Nell’editoriale di presentazione don Luca scrisse: “Lettori, un’ardimentosa idea da anni mi riscalda il cuore e la mente. Questa idea è la fondazione di un Ospedale, in queste terre lucane, in beneficio degli infermi poveri. Io al trionfo, al compimento di quest’opera consacrerò la vita, le forze, tutto! Il Signore che legge nel fondo del cuore degli uomini conosce la rettitudine delle mie intenzioni. L’Ospedale che sembra un’utopia, diverrà in breve una palpitante realtà. Il cuore me lo dice, ed il cuore è profeta! […] L’ho sempre vagheggiata come un sogno lontano, non ignaro degli ostacoli e delle amare delusioni che incontrerò sul cammino. Quest’idea è la fondazione di un ospedale in queste terre lucane in beneficio degli infermi poveri, per alleviarne in qualche modo le amarezze della vita. L’impresa, lo so, è ardua, ma non del tutto irrealizzabile, poiché per le elargizioni di alcune persone generose fin da ora dispongo di una somma considerevole. E poi fo fidanza anche sul vostro aiuto, lettori carissimi. Da voi spero che non solo vogliate interessarvi di accogliere delle offerte, siano anche minime, per l’erezione dell’ospedale, ma farvene propagatori con gli amici, coi conoscenti e colle persone che in un modo qualunque potessero avvantaggiare l’opera”. E don Luca continuava con forti inviti: “Tutti sentono la mancanza di un ospedale nel nostro circondario, tutti debbono adoperarsi per raggiungere lo scopo”. “Cittadini della Lucania, non dormite: pensate che l’ospedale che dovrà sorgere un giorno potrà essere utile a tutti”.
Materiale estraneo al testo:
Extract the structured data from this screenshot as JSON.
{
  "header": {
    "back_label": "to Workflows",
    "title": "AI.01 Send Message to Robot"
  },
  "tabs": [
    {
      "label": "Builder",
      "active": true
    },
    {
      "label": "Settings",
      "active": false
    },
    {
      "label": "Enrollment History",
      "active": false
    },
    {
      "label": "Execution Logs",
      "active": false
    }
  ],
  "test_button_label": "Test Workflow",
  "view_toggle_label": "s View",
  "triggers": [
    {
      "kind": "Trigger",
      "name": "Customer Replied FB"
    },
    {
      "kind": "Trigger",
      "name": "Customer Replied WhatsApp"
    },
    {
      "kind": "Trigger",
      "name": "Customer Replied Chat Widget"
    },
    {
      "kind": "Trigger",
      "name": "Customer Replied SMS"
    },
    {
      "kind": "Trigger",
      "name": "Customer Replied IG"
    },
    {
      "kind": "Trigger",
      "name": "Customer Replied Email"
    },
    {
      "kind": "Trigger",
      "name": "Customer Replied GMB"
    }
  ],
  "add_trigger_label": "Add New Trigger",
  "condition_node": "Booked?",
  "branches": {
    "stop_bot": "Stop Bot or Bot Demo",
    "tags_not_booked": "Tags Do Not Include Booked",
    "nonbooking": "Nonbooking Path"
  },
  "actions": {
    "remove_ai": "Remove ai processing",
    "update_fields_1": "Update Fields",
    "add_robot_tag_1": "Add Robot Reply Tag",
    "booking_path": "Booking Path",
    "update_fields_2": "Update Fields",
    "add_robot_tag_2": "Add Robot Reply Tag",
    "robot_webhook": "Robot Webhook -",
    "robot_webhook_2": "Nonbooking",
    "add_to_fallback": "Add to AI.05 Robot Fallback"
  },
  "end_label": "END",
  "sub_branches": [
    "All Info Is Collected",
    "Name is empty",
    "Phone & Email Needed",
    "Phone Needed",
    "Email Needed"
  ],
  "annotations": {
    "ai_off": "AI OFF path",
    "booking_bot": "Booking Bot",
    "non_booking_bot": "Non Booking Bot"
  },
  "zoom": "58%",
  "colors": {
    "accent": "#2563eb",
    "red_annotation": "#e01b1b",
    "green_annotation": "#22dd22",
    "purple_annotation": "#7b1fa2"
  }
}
A causa dello scoppio della Grande Guerra, i lavori per la costruzione dell’Ospedale furono rinviati fino al 1928. Dieci anni dopo la struttura era finalmente pronta. Don Luca scelse di chiamarla “Il Samaritano” e, con l’aiuto dell’avvocato Gaetano Di Vietri, raccolse fondi tra le famiglie agiate di Vallo della Lucania, di Castelnuovo Cilento, di Moio della Civitella, di Maratea e tra i vallesi emigrati.
Don Luca Petraglia morì sul Sacro Monte l’8 giugno 1947, a seguito di un improvviso malore. Con il suo testamento, dispose la donazione della struttura al Vescovo e lasciò anche indicazioni per la gestione amministrativa dell’Ospedale, da chiamarsi “San Luca” in onore del suo Santo. La sua opera venne portata avanti da don Alfredo Pinto e, alla sua morte, da don Pietro Gugliemotti. Fu proprio quest’ultimo a porre le basi per il futuro sviluppo del presidio che vide poi la sua inaugurazione nel dicembre 1956.
Ripensando ai racconti di mia nonna su don Luca Petraglia e ai ricordi di me bambina scorrazzante nei pressi della casa paterna, ce n’è ancora uno più vivido e presente nella mia mente. A chiusura del Santuario, don Luca viveva tra Vallo della Lucania e Novi. La casa di Vallo era situata vicino la casa di mia nonna e per questo ho avuto modo di passarci accanto migliaia di volte. Sulla facciata della casa don Luca aveva apposto una targa con la scritta “Di questa casa che con tanta cura hai costruita tu non sei che ospite per chi non conoscerai edificasti”.
La casa allora aveva un solo piano. Oggi è stata completamente ristrutturata e ammodernata ma gli attuali proprietari hanno avuto la cura di mantenere la targa intatta.